Marty would say “You can never have too many friends.” And I imagine his life like a high school cafeteria – each table a different group. His church friends, his bar friends, his Hutch friends, his Astrology friends, His Gunflint Trail friends, his OLD friends.  And Marty, with his lunch tray, effortlessly flowing between them, a full part of each group. 
It was like his superpower in this life was friendship.

And now here we all are, sitting at one big table – in a room together with people whose paths might never have any other reason to cross, except that in some way we all belonged to Marty, and he to us.  I find that utterly enchanting. 

And I believe that Marty has returned to his source, to love, to the force that made him and gave him his insatiable love for people, his boundless passion for the outdoors, his drive to get as much as he could out of life, and give as much as he could to life. There is nothing hidden in him that isn’t revealed, nothing broken-hearted in him that isn’t healed, no pain that he carried or caused in this life that is not released, nothing holding him back in any way from full and complete love.  Marty now rests his whole being in the being that called his being into being. And that is comforting for me to envision.

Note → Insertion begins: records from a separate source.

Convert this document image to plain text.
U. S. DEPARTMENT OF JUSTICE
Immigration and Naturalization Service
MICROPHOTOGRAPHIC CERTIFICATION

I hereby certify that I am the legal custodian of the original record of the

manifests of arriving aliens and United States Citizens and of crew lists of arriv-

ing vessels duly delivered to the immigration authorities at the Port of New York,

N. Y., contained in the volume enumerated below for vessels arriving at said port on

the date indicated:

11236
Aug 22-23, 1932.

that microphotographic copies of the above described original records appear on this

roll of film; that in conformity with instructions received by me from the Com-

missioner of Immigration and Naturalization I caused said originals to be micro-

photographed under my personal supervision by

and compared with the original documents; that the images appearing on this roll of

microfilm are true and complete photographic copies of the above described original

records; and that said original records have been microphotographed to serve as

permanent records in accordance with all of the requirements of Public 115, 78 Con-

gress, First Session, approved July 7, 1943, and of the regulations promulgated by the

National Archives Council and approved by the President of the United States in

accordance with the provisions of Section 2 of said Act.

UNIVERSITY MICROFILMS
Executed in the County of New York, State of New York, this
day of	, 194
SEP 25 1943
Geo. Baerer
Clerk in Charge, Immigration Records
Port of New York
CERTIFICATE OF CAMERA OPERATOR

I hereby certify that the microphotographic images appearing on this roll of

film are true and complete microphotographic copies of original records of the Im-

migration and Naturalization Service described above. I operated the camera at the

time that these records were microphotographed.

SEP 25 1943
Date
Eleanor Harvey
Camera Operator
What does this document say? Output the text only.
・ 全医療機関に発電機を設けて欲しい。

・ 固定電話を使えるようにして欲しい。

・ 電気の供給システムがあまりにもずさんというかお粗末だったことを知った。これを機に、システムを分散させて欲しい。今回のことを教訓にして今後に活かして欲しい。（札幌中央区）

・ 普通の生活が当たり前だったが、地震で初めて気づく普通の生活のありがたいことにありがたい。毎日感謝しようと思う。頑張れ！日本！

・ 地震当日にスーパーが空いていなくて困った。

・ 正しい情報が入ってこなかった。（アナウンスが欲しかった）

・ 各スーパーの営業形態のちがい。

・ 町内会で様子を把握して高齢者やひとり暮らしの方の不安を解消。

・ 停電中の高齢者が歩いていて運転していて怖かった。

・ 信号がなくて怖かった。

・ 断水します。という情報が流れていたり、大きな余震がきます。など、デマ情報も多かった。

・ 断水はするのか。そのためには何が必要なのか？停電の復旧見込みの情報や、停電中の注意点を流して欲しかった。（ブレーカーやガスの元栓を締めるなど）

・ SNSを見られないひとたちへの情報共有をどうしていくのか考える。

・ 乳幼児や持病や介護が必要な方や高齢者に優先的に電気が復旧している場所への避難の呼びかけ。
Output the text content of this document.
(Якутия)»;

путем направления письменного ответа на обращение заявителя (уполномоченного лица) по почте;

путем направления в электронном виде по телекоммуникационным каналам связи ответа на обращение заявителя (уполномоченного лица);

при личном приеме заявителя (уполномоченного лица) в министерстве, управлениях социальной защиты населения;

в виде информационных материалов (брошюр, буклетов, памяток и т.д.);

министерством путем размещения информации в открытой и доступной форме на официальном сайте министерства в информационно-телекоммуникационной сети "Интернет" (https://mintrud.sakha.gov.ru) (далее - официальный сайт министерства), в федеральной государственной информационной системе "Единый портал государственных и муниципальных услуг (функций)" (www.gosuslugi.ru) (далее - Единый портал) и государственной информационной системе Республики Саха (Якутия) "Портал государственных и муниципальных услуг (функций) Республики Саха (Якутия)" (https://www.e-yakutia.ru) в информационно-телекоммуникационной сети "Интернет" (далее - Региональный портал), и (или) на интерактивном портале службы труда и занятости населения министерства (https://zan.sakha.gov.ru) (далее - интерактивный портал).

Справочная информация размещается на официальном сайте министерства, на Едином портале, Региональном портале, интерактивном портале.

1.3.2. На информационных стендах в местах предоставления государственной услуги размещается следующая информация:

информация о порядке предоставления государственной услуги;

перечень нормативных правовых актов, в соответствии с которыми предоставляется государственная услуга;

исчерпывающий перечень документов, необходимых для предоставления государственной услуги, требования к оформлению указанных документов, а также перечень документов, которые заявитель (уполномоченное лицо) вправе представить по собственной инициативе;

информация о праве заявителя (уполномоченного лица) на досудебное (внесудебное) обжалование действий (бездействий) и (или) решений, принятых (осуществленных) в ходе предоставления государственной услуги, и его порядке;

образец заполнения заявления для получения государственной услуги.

Alone and afraid. Those were the two words Marty used when he learned his cancer wasn’t responding to treatment and it would likely take him.  It’s the part he dreaded, the part that scared him the most: He felt alone and he felt afraid. 
But those are also the two words I heard used in reference to the day he left this earth, “When Marty died, he wasn’t alone and he wasn’t afraid.” 
And while I believe God answered his prayer, I have to hand it to Marty for making God’s job easy on that front, because Marty let us in. He let us share it with him. He let us be there for him. 
We believe around here that that in Jesus, God came to take on everything inside us, between us, and thrust upon us by the world that makes us feel alone and afraid. That the cross means God bears all suffering alongside, with, and for us.  And because of that, when we are alongside, with, and for each other, bearing one another’s suffering, we meet God.  Marty let us do that alongside, with and for him.  And Marty did not hesitate to be alongside, with and for others. This is a holy, human, sacred thing. It’s where God is.  And when we do this we are not alone, and we are not afraid.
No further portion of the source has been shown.